Exhibit 6. RDNT EX15–T2 EX22 Asset Structure

Book value of inventory RDNT

Data: HB Insights, RDNT SEC Filings

On that front, stocks look fairly priced at ~2.7x book value, although RDNT is also priced at ~6x EV/equity book value. If we were to pay this enterprise value, we would theoretically pay $47 per share, a substantial premium.

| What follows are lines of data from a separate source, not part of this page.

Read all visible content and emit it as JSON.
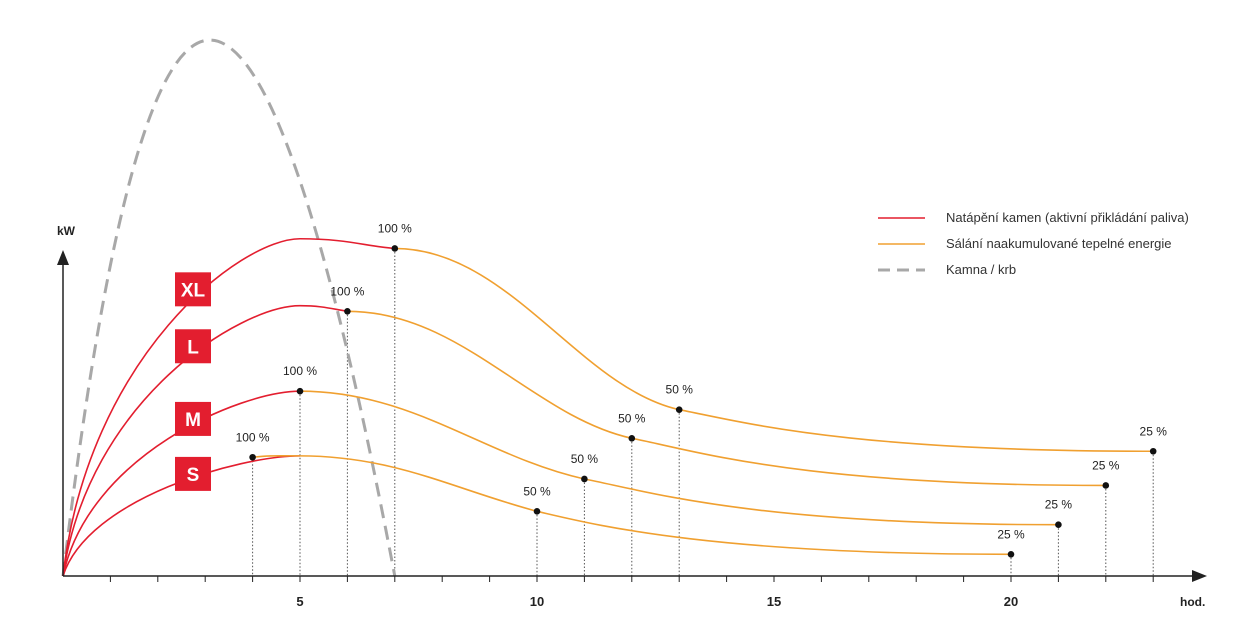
{
  "chart_data": {
    "type": "line",
    "xlabel": "hod.",
    "ylabel": "kW",
    "xlim": [
      0,
      23.2
    ],
    "ylim": [
      0,
      8
    ],
    "x_ticks": [
      1,
      2,
      3,
      4,
      5,
      6,
      7,
      8,
      9,
      10,
      11,
      12,
      13,
      14,
      15,
      16,
      17,
      18,
      19,
      20,
      21,
      22,
      23
    ],
    "x_tick_labels": [
      {
        "x": 5,
        "label": "5"
      },
      {
        "x": 10,
        "label": "10"
      },
      {
        "x": 15,
        "label": "15"
      },
      {
        "x": 20,
        "label": "20"
      }
    ],
    "grid": false,
    "legend_position": "top-right",
    "colors": {
      "heating": "#e31e2f",
      "radiation": "#f0a030",
      "stove": "#a8a8a8",
      "badge": "#e31e2f"
    },
    "legend": [
      {
        "label": "Natápění kamen (aktivní přikládání paliva)",
        "style": "solid",
        "color": "#e31e2f"
      },
      {
        "label": "Sálání naakumulované tepelné energie",
        "style": "solid",
        "color": "#f0a030"
      },
      {
        "label": "Kamna / krb",
        "style": "dashed",
        "color": "#a8a8a8"
      }
    ],
    "series": [
      {
        "name": "XL",
        "peak_x": 5.0,
        "peak_y": 7.3,
        "points": [
          {
            "x": 7,
            "y": 7.09,
            "label": "100 %"
          },
          {
            "x": 13,
            "y": 3.6,
            "label": "50 %"
          },
          {
            "x": 23,
            "y": 2.7,
            "label": "25 %"
          }
        ]
      },
      {
        "name": "L",
        "peak_x": 5.0,
        "peak_y": 5.85,
        "points": [
          {
            "x": 6,
            "y": 5.73,
            "label": "100 %"
          },
          {
            "x": 12,
            "y": 2.98,
            "label": "50 %"
          },
          {
            "x": 22,
            "y": 1.96,
            "label": "25 %"
          }
        ]
      },
      {
        "name": "M",
        "peak_x": 5.0,
        "peak_y": 4.0,
        "points": [
          {
            "x": 5,
            "y": 4.0,
            "label": "100 %"
          },
          {
            "x": 11,
            "y": 2.1,
            "label": "50 %"
          },
          {
            "x": 21,
            "y": 1.11,
            "label": "25 %"
          }
        ]
      },
      {
        "name": "S",
        "peak_x": 5.0,
        "peak_y": 2.6,
        "points": [
          {
            "x": 4,
            "y": 2.57,
            "label": "100 %"
          },
          {
            "x": 10,
            "y": 1.4,
            "label": "50 %"
          },
          {
            "x": 20,
            "y": 0.47,
            "label": "25 %"
          }
        ]
      }
    ],
    "stove": {
      "name": "Kamna / krb",
      "start_x": 0,
      "peak_x": 2.7,
      "peak_y": 11.6,
      "end_x": 7.0
    }
  }
}
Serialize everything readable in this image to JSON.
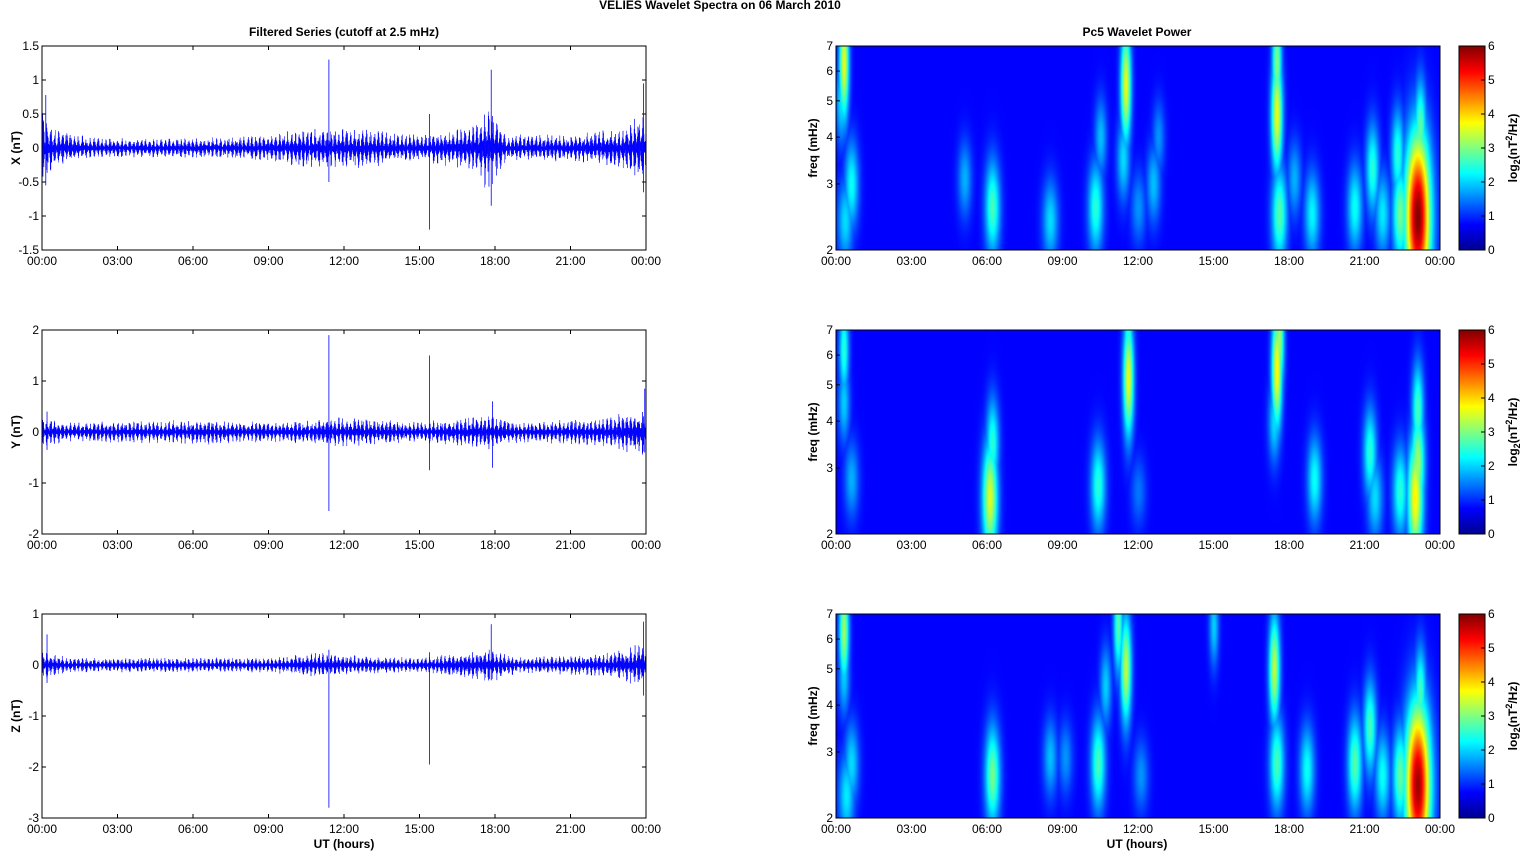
{
  "figure": {
    "suptitle": "VELIES Wavelet Spectra on 06 March      2010",
    "left_title": "Filtered Series (cutoff at 2.5 mHz)",
    "right_title": "Pc5 Wavelet Power",
    "xlabel": "UT (hours)"
  },
  "colors": {
    "trace": "#0000ff",
    "axis": "#000000",
    "background": "#ffffff",
    "colormap": "jet"
  },
  "chart_data": [
    {
      "type": "line",
      "id": "x",
      "ylabel": "X (nT)",
      "xlim": [
        "00:00",
        "24:00"
      ],
      "ylim": [
        -1.5,
        1.5
      ],
      "xticks": [
        "00:00",
        "03:00",
        "06:00",
        "09:00",
        "12:00",
        "15:00",
        "18:00",
        "21:00",
        "00:00"
      ],
      "yticks": [
        "1.5",
        "1",
        "0.5",
        "0",
        "-0.5",
        "-1",
        "-1.5"
      ],
      "yvals": [
        1.5,
        1,
        0.5,
        0,
        -0.5,
        -1,
        -1.5
      ],
      "envelope": [
        {
          "t": 0.0,
          "a": 0.55
        },
        {
          "t": 0.5,
          "a": 0.3
        },
        {
          "t": 2.0,
          "a": 0.15
        },
        {
          "t": 6.0,
          "a": 0.15
        },
        {
          "t": 9.0,
          "a": 0.2
        },
        {
          "t": 10.5,
          "a": 0.3
        },
        {
          "t": 12.5,
          "a": 0.3
        },
        {
          "t": 15.0,
          "a": 0.2
        },
        {
          "t": 17.2,
          "a": 0.35
        },
        {
          "t": 17.7,
          "a": 0.65
        },
        {
          "t": 18.5,
          "a": 0.2
        },
        {
          "t": 21.0,
          "a": 0.2
        },
        {
          "t": 23.0,
          "a": 0.3
        },
        {
          "t": 24.0,
          "a": 0.55
        }
      ],
      "spikes": [
        {
          "t": 0.15,
          "max": 0.78,
          "min": -0.55
        },
        {
          "t": 11.4,
          "max": 1.3,
          "min": -0.5
        },
        {
          "t": 15.4,
          "max": 0.5,
          "min": -1.2
        },
        {
          "t": 17.85,
          "max": 1.15,
          "min": -0.85
        },
        {
          "t": 23.9,
          "max": 0.95,
          "min": -0.65
        }
      ],
      "series": [
        {
          "name": "",
          "color": "#0000ff"
        }
      ]
    },
    {
      "type": "line",
      "id": "y",
      "ylabel": "Y (nT)",
      "xlim": [
        "00:00",
        "24:00"
      ],
      "ylim": [
        -2,
        2
      ],
      "xticks": [
        "00:00",
        "03:00",
        "06:00",
        "09:00",
        "12:00",
        "15:00",
        "18:00",
        "21:00",
        "00:00"
      ],
      "yticks": [
        "2",
        "1",
        "0",
        "-1",
        "-2"
      ],
      "yvals": [
        2,
        1,
        0,
        -1,
        -2
      ],
      "envelope": [
        {
          "t": 0.0,
          "a": 0.3
        },
        {
          "t": 1.0,
          "a": 0.2
        },
        {
          "t": 6.5,
          "a": 0.25
        },
        {
          "t": 9.0,
          "a": 0.2
        },
        {
          "t": 11.0,
          "a": 0.25
        },
        {
          "t": 12.0,
          "a": 0.3
        },
        {
          "t": 15.0,
          "a": 0.2
        },
        {
          "t": 17.8,
          "a": 0.35
        },
        {
          "t": 19.0,
          "a": 0.2
        },
        {
          "t": 22.5,
          "a": 0.3
        },
        {
          "t": 24.0,
          "a": 0.5
        }
      ],
      "spikes": [
        {
          "t": 0.2,
          "max": 0.4,
          "min": -0.35
        },
        {
          "t": 11.4,
          "max": 1.9,
          "min": -1.55
        },
        {
          "t": 15.4,
          "max": 1.5,
          "min": -0.75
        },
        {
          "t": 17.9,
          "max": 0.6,
          "min": -0.7
        },
        {
          "t": 23.95,
          "max": 0.85,
          "min": -0.4
        }
      ],
      "series": [
        {
          "name": "",
          "color": "#0000ff"
        }
      ]
    },
    {
      "type": "line",
      "id": "z",
      "ylabel": "Z (nT)",
      "xlim": [
        "00:00",
        "24:00"
      ],
      "ylim": [
        -3,
        1
      ],
      "xticks": [
        "00:00",
        "03:00",
        "06:00",
        "09:00",
        "12:00",
        "15:00",
        "18:00",
        "21:00",
        "00:00"
      ],
      "yticks": [
        "1",
        "0",
        "-1",
        "-2",
        "-3"
      ],
      "yvals": [
        1,
        0,
        -1,
        -2,
        -3
      ],
      "envelope": [
        {
          "t": 0.0,
          "a": 0.3
        },
        {
          "t": 1.0,
          "a": 0.15
        },
        {
          "t": 6.0,
          "a": 0.15
        },
        {
          "t": 9.0,
          "a": 0.15
        },
        {
          "t": 11.0,
          "a": 0.25
        },
        {
          "t": 12.0,
          "a": 0.2
        },
        {
          "t": 15.0,
          "a": 0.15
        },
        {
          "t": 17.8,
          "a": 0.35
        },
        {
          "t": 19.0,
          "a": 0.15
        },
        {
          "t": 22.5,
          "a": 0.25
        },
        {
          "t": 24.0,
          "a": 0.5
        }
      ],
      "spikes": [
        {
          "t": 0.2,
          "max": 0.6,
          "min": -0.35
        },
        {
          "t": 11.4,
          "max": 0.3,
          "min": -2.8
        },
        {
          "t": 15.4,
          "max": 0.25,
          "min": -1.95
        },
        {
          "t": 17.85,
          "max": 0.8,
          "min": -0.3
        },
        {
          "t": 23.9,
          "max": 0.85,
          "min": -0.6
        }
      ],
      "series": [
        {
          "name": "",
          "color": "#0000ff"
        }
      ]
    },
    {
      "type": "heatmap",
      "id": "wx",
      "ylabel": "freq (mHz)",
      "colorbar_label": "log2(nT2/Hz)",
      "xlim": [
        "00:00",
        "24:00"
      ],
      "ylim": [
        2,
        7
      ],
      "yscale": "log",
      "clim": [
        0,
        6
      ],
      "xticks": [
        "00:00",
        "03:00",
        "06:00",
        "09:00",
        "12:00",
        "15:00",
        "18:00",
        "21:00",
        "00:00"
      ],
      "yticks": [
        "7",
        "6",
        "5",
        "4",
        "3",
        "2"
      ],
      "yvals": [
        7,
        6,
        5,
        4,
        3,
        2
      ],
      "cticks": [
        "6",
        "5",
        "4",
        "3",
        "2",
        "1",
        "0"
      ],
      "blobs": [
        {
          "t": 0.3,
          "f": 6.3,
          "p": 3.3
        },
        {
          "t": 0.2,
          "f": 5.0,
          "p": 1.6
        },
        {
          "t": 0.6,
          "f": 3.0,
          "p": 1.8
        },
        {
          "t": 0.35,
          "f": 2.4,
          "p": 1.5
        },
        {
          "t": 5.1,
          "f": 3.1,
          "p": 1.2
        },
        {
          "t": 6.2,
          "f": 2.6,
          "p": 2.2
        },
        {
          "t": 8.5,
          "f": 2.4,
          "p": 1.5
        },
        {
          "t": 10.3,
          "f": 2.6,
          "p": 2.0
        },
        {
          "t": 10.5,
          "f": 4.0,
          "p": 1.3
        },
        {
          "t": 11.5,
          "f": 5.5,
          "p": 3.3
        },
        {
          "t": 11.4,
          "f": 3.5,
          "p": 1.5
        },
        {
          "t": 12.0,
          "f": 2.6,
          "p": 1.0
        },
        {
          "t": 12.6,
          "f": 3.0,
          "p": 1.3
        },
        {
          "t": 12.8,
          "f": 4.0,
          "p": 1.0
        },
        {
          "t": 17.5,
          "f": 4.6,
          "p": 3.3
        },
        {
          "t": 17.5,
          "f": 6.3,
          "p": 2.6
        },
        {
          "t": 17.6,
          "f": 2.5,
          "p": 2.3
        },
        {
          "t": 18.2,
          "f": 3.1,
          "p": 1.2
        },
        {
          "t": 18.9,
          "f": 2.5,
          "p": 1.7
        },
        {
          "t": 20.6,
          "f": 2.6,
          "p": 1.8
        },
        {
          "t": 21.3,
          "f": 3.3,
          "p": 2.0
        },
        {
          "t": 21.7,
          "f": 2.5,
          "p": 1.6
        },
        {
          "t": 22.4,
          "f": 2.5,
          "p": 2.5
        },
        {
          "t": 22.3,
          "f": 3.6,
          "p": 2.0
        },
        {
          "t": 23.1,
          "f": 2.45,
          "p": 6.0
        },
        {
          "t": 23.2,
          "f": 3.0,
          "p": 3.5
        },
        {
          "t": 23.2,
          "f": 4.2,
          "p": 2.4
        }
      ]
    },
    {
      "type": "heatmap",
      "id": "wy",
      "ylabel": "freq (mHz)",
      "colorbar_label": "log2(nT2/Hz)",
      "xlim": [
        "00:00",
        "24:00"
      ],
      "ylim": [
        2,
        7
      ],
      "yscale": "log",
      "clim": [
        0,
        6
      ],
      "xticks": [
        "00:00",
        "03:00",
        "06:00",
        "09:00",
        "12:00",
        "15:00",
        "18:00",
        "21:00",
        "00:00"
      ],
      "yticks": [
        "7",
        "6",
        "5",
        "4",
        "3",
        "2"
      ],
      "yvals": [
        7,
        6,
        5,
        4,
        3,
        2
      ],
      "cticks": [
        "6",
        "5",
        "4",
        "3",
        "2",
        "1",
        "0"
      ],
      "blobs": [
        {
          "t": 0.3,
          "f": 6.2,
          "p": 2.0
        },
        {
          "t": 0.3,
          "f": 4.5,
          "p": 1.4
        },
        {
          "t": 0.6,
          "f": 2.8,
          "p": 1.2
        },
        {
          "t": 6.1,
          "f": 2.5,
          "p": 3.2
        },
        {
          "t": 6.2,
          "f": 3.5,
          "p": 2.0
        },
        {
          "t": 10.4,
          "f": 2.7,
          "p": 2.0
        },
        {
          "t": 11.6,
          "f": 5.2,
          "p": 3.3
        },
        {
          "t": 11.6,
          "f": 6.3,
          "p": 2.2
        },
        {
          "t": 12.0,
          "f": 2.6,
          "p": 0.8
        },
        {
          "t": 17.5,
          "f": 5.5,
          "p": 3.5
        },
        {
          "t": 17.6,
          "f": 6.6,
          "p": 2.8
        },
        {
          "t": 17.4,
          "f": 4.0,
          "p": 1.5
        },
        {
          "t": 19.0,
          "f": 2.8,
          "p": 1.8
        },
        {
          "t": 21.2,
          "f": 3.3,
          "p": 2.0
        },
        {
          "t": 21.4,
          "f": 2.5,
          "p": 1.5
        },
        {
          "t": 22.4,
          "f": 2.6,
          "p": 2.0
        },
        {
          "t": 23.0,
          "f": 2.5,
          "p": 3.5
        },
        {
          "t": 23.1,
          "f": 3.1,
          "p": 2.8
        },
        {
          "t": 23.1,
          "f": 4.3,
          "p": 2.2
        }
      ]
    },
    {
      "type": "heatmap",
      "id": "wz",
      "ylabel": "freq (mHz)",
      "colorbar_label": "log2(nT2/Hz)",
      "xlim": [
        "00:00",
        "24:00"
      ],
      "ylim": [
        2,
        7
      ],
      "yscale": "log",
      "clim": [
        0,
        6
      ],
      "xticks": [
        "00:00",
        "03:00",
        "06:00",
        "09:00",
        "12:00",
        "15:00",
        "18:00",
        "21:00",
        "00:00"
      ],
      "yticks": [
        "7",
        "6",
        "5",
        "4",
        "3",
        "2"
      ],
      "yvals": [
        7,
        6,
        5,
        4,
        3,
        2
      ],
      "cticks": [
        "6",
        "5",
        "4",
        "3",
        "2",
        "1",
        "0"
      ],
      "blobs": [
        {
          "t": 0.3,
          "f": 6.3,
          "p": 2.8
        },
        {
          "t": 0.3,
          "f": 4.8,
          "p": 1.4
        },
        {
          "t": 0.6,
          "f": 2.8,
          "p": 1.5
        },
        {
          "t": 0.4,
          "f": 2.3,
          "p": 1.6
        },
        {
          "t": 6.2,
          "f": 2.6,
          "p": 2.5
        },
        {
          "t": 8.5,
          "f": 2.9,
          "p": 1.3
        },
        {
          "t": 9.1,
          "f": 2.9,
          "p": 1.0
        },
        {
          "t": 10.4,
          "f": 2.8,
          "p": 2.2
        },
        {
          "t": 10.7,
          "f": 4.5,
          "p": 1.4
        },
        {
          "t": 11.5,
          "f": 5.0,
          "p": 3.0
        },
        {
          "t": 11.2,
          "f": 6.5,
          "p": 2.3
        },
        {
          "t": 12.1,
          "f": 2.6,
          "p": 1.0
        },
        {
          "t": 15.0,
          "f": 6.5,
          "p": 1.4
        },
        {
          "t": 17.4,
          "f": 5.0,
          "p": 3.0
        },
        {
          "t": 17.5,
          "f": 2.8,
          "p": 2.2
        },
        {
          "t": 18.7,
          "f": 2.7,
          "p": 1.8
        },
        {
          "t": 20.6,
          "f": 2.8,
          "p": 2.3
        },
        {
          "t": 21.2,
          "f": 3.5,
          "p": 2.2
        },
        {
          "t": 21.7,
          "f": 2.6,
          "p": 1.8
        },
        {
          "t": 22.4,
          "f": 2.6,
          "p": 2.4
        },
        {
          "t": 23.1,
          "f": 2.45,
          "p": 5.8
        },
        {
          "t": 23.2,
          "f": 3.1,
          "p": 3.2
        },
        {
          "t": 23.2,
          "f": 4.3,
          "p": 2.2
        }
      ]
    }
  ]
}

It should also be noted that the return on FCF equity for investors is only 3.3% on this valuation, ruling out the duration of equity. At 25x forward FCF estimates of $47 million, that puts RDNT at $21, and at 38x forward P/E, our FY23 EPS estimates put it at $22. Each of these suggests that we could pay a fair and reasonable price for the entry and/or reallocation of RDNT to our equity risk.

Piece 7.

RDNT valuation

Data: HB Insights

In short

We are bullish on RDNT stocks and believe the stock will catch a bid as part of a sector rotation into healthcare going forward. Investors are positioning themselves towards defensive sectors like healthcare and rewarding fundamentals within the space.

RDNT has several interesting features. Imaging is a multivariate service linked to a multitude of medical and paramedical fields. It has countless referral sources and is a necessity for specialized medical treatment in almost all cases. RDNT has additional features, in that, overall, it receives payment before the service is delivered. The shares also seem fair and reasonably priced. We RDNT rate a purchase.